At what point does lawyerly risk-taking in the public interest become crass ambulance chasing?
Before we consider today’s case — personal injury law firms hovering over last week’s late-night crash landing of Air Canada Flight 624 — let’s layer in some context.
In 2013, the Halifax law firm McInnes Cooper won an $887-million class action law suit on behalf of disabled veterans and their families. For 30 years, successive federal governments had clawed back their benefits. The law firm took on Ottawa’s bottomless pockets. Its lawyers rang up 8,500 potentially un-billable hours — $3.2 million — over six years to hold the government to account.
They won, and were rewarded for their effort.
But they could as easily have lost it all.
So too with Wagners, another Halifax law firm. It spent 16 years fighting provincial governments for compensation for hundreds of physically and sexually abused children at the Nova Scotia Home for Colored Children. Besides providing “total free” legal services during those years, the firm spent $500,000 to pursue the case.

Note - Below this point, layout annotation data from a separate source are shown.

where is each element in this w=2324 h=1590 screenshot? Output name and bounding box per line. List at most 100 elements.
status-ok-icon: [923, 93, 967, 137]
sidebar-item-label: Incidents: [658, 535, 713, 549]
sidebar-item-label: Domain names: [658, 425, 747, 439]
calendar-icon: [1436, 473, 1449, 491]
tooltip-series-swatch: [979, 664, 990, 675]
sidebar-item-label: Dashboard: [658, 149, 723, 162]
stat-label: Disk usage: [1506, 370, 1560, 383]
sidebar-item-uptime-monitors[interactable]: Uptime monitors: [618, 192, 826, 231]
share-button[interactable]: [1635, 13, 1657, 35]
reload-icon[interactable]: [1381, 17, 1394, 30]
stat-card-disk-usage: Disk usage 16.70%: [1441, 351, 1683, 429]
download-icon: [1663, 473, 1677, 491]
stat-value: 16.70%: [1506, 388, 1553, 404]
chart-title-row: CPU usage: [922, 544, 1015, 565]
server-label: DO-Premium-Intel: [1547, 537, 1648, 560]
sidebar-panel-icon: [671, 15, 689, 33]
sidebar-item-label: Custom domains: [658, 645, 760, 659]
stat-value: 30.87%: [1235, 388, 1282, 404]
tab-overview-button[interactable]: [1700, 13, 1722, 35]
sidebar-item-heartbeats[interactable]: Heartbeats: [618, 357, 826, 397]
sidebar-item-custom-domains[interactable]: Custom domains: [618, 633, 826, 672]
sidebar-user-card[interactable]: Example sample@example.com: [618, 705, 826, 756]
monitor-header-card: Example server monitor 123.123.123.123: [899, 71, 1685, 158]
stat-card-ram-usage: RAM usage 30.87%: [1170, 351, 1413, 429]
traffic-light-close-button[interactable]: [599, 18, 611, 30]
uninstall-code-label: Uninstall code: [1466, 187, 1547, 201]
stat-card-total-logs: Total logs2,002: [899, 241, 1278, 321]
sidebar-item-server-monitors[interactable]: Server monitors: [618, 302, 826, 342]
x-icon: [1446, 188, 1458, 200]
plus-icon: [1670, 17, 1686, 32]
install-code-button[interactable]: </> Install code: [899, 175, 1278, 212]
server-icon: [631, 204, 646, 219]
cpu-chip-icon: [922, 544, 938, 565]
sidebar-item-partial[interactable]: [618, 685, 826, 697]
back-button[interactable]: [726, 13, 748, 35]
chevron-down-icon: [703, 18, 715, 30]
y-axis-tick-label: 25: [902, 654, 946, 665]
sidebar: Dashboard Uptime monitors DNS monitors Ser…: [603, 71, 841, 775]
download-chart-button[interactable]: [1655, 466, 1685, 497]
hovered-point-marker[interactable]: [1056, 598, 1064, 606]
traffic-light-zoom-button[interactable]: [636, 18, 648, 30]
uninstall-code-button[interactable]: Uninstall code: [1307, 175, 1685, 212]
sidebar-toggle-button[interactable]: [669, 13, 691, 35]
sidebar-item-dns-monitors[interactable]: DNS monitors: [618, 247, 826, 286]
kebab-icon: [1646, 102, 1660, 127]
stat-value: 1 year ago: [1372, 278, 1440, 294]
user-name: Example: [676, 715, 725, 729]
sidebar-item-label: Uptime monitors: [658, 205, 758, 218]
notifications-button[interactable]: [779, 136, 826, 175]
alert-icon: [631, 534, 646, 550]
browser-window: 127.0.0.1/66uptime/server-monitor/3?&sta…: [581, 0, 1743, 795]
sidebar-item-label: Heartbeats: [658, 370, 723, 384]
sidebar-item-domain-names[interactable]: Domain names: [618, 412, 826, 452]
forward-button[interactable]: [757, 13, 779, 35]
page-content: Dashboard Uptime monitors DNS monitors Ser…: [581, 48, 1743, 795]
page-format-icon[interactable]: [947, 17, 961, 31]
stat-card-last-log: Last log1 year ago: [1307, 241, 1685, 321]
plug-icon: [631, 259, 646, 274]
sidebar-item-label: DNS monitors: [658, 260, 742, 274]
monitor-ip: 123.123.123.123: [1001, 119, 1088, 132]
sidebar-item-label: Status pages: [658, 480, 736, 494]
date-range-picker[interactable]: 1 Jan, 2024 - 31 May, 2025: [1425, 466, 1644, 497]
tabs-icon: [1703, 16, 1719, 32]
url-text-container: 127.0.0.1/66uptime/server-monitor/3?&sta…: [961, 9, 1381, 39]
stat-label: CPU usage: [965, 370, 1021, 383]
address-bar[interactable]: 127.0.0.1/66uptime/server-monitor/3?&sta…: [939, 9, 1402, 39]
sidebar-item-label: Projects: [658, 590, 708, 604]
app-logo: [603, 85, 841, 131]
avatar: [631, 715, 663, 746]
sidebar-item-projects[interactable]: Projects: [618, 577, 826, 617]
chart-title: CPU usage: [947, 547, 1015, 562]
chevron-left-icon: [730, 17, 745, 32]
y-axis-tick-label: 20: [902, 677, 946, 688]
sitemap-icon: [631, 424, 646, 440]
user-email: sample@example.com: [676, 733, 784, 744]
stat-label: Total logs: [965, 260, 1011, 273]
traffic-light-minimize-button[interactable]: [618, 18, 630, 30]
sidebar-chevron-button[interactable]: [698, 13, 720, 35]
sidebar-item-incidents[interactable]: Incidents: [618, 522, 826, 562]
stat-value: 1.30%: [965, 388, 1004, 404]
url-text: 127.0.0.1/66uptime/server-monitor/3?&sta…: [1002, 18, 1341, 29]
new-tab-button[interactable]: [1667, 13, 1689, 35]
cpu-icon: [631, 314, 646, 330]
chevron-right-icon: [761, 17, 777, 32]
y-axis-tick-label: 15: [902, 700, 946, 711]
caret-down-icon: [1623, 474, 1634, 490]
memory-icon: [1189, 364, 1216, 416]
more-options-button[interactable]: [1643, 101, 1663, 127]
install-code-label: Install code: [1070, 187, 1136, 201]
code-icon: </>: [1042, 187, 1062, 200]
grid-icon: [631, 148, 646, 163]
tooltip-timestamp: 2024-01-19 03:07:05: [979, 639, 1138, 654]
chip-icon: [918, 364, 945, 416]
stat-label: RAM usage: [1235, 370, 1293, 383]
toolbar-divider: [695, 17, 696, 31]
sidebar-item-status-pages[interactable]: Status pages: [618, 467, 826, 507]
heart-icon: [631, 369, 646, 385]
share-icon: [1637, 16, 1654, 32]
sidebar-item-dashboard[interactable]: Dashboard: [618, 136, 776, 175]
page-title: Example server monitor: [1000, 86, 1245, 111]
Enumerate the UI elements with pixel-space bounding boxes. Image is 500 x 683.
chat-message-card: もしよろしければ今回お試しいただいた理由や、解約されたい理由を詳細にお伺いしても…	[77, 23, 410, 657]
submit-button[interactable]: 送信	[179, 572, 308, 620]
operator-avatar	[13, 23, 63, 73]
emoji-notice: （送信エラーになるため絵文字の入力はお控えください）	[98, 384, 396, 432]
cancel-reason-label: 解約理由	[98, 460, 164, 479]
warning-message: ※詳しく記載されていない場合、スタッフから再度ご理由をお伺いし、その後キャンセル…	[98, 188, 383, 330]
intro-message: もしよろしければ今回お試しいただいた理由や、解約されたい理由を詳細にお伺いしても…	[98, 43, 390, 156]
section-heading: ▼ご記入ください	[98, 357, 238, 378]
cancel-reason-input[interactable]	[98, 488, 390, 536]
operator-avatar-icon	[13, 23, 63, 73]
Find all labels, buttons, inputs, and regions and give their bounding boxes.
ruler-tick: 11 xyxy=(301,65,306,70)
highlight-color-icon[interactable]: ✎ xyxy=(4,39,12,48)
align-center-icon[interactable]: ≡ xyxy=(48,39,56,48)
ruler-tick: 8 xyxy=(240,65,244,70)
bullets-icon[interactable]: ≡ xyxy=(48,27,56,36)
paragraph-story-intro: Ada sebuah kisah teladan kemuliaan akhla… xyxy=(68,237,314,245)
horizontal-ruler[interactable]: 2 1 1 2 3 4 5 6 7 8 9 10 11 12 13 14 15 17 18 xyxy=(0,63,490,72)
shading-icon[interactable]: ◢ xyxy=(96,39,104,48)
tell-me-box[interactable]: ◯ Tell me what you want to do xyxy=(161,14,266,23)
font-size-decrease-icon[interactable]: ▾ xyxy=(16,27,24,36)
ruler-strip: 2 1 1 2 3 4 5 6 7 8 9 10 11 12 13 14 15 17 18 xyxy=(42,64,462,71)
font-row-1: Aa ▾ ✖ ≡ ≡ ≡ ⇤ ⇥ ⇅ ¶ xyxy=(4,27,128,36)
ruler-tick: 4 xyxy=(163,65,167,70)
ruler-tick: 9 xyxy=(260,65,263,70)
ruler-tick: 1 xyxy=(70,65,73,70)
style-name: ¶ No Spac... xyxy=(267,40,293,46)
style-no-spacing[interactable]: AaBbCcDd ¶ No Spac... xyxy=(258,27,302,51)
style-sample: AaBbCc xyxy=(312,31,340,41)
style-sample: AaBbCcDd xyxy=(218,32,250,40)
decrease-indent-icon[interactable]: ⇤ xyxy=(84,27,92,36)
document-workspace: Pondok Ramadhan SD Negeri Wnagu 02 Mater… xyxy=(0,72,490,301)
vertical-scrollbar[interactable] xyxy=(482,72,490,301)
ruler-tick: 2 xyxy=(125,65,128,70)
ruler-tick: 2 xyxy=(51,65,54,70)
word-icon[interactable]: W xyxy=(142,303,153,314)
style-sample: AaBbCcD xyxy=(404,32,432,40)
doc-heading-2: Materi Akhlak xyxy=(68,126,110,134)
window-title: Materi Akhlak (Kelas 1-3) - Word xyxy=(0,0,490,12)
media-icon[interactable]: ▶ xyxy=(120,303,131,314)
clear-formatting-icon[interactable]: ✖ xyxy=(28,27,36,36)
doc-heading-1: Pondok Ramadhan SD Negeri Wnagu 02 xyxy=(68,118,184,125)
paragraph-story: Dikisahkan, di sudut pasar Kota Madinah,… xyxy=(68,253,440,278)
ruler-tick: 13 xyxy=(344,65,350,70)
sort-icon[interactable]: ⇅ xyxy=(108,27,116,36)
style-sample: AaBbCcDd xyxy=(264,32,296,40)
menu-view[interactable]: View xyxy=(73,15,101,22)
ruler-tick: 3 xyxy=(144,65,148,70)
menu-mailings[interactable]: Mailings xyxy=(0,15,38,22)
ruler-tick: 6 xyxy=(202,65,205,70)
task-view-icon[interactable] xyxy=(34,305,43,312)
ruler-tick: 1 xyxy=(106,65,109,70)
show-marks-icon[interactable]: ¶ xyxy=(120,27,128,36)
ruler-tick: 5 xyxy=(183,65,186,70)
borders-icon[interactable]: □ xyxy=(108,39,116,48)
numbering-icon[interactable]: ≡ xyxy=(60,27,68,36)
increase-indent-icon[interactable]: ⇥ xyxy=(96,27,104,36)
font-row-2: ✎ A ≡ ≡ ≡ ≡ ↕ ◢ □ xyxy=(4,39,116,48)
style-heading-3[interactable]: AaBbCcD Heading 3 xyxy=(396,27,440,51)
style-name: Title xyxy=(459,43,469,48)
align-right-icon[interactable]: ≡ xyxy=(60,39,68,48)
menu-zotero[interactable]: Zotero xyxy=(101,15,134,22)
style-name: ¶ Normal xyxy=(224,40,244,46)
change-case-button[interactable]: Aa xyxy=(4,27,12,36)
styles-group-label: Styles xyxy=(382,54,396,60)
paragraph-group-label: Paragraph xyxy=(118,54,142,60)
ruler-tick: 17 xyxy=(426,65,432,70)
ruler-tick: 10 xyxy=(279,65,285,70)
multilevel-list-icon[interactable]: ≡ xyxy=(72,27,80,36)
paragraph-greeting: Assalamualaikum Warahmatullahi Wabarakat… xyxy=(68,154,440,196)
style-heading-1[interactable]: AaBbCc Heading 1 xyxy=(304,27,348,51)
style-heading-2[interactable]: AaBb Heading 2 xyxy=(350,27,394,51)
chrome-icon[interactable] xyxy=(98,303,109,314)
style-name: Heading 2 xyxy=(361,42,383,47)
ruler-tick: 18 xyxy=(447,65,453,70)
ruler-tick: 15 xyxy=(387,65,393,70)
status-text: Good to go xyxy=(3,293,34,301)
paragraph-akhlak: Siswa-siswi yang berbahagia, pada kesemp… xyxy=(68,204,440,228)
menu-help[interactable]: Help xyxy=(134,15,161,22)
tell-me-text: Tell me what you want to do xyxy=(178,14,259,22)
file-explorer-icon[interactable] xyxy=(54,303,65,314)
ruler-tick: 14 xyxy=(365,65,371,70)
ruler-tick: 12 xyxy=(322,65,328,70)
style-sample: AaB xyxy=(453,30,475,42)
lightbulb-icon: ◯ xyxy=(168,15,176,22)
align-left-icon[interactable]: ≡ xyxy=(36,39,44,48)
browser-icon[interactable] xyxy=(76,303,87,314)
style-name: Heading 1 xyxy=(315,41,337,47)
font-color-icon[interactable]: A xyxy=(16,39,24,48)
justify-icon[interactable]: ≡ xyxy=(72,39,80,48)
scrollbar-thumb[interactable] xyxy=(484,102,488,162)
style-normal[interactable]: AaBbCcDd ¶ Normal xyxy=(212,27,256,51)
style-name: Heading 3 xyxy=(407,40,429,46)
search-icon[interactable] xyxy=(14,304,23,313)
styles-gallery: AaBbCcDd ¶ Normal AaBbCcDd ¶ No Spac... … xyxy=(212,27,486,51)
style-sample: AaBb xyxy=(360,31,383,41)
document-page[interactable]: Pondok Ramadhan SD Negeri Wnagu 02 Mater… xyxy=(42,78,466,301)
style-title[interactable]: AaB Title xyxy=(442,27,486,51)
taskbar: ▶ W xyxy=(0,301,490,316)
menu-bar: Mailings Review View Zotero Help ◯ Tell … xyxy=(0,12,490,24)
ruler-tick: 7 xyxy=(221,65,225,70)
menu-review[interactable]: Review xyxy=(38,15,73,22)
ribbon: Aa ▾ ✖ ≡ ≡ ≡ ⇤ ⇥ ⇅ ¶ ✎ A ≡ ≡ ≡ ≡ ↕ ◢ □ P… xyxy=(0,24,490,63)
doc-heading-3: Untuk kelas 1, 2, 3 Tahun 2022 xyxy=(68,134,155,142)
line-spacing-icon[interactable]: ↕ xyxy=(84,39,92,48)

Its lawyers eventually won $34 million in settlements for the victims and were awarded $5.78 million in legal fees.
Those cases would never have been heard — and justice done for powerless victims— if those law firms hadn’t taken a risk.
How does that compare to Flight 624?
Well, Air Canada has already ponied up $5,000 to each of the 133 passengers for their inconvenience. Everyone understands that is both proactive PR and an opening gambit. The airline will inevitably pay more. How much is the question. The answer will be determined, in part, by the success of now competing law firms eager to represent the passengers.
“Eager” because this is a win-win. The airline will settle, likely out of court. The law firm will get a good payday.
But do such cases — and settlements — serve the public interest? Or simply make us a more needlessly litigious society?
Ray Wagner, whose Wagners law firm also wants to represent Flight 624 passengers, insists such law suits force public safety improvements.
I doubt that. Change will be spurred, as usual, by the results of the ongoing Transportation Safety Board investigation.
All the rest — in this case at least — is about money.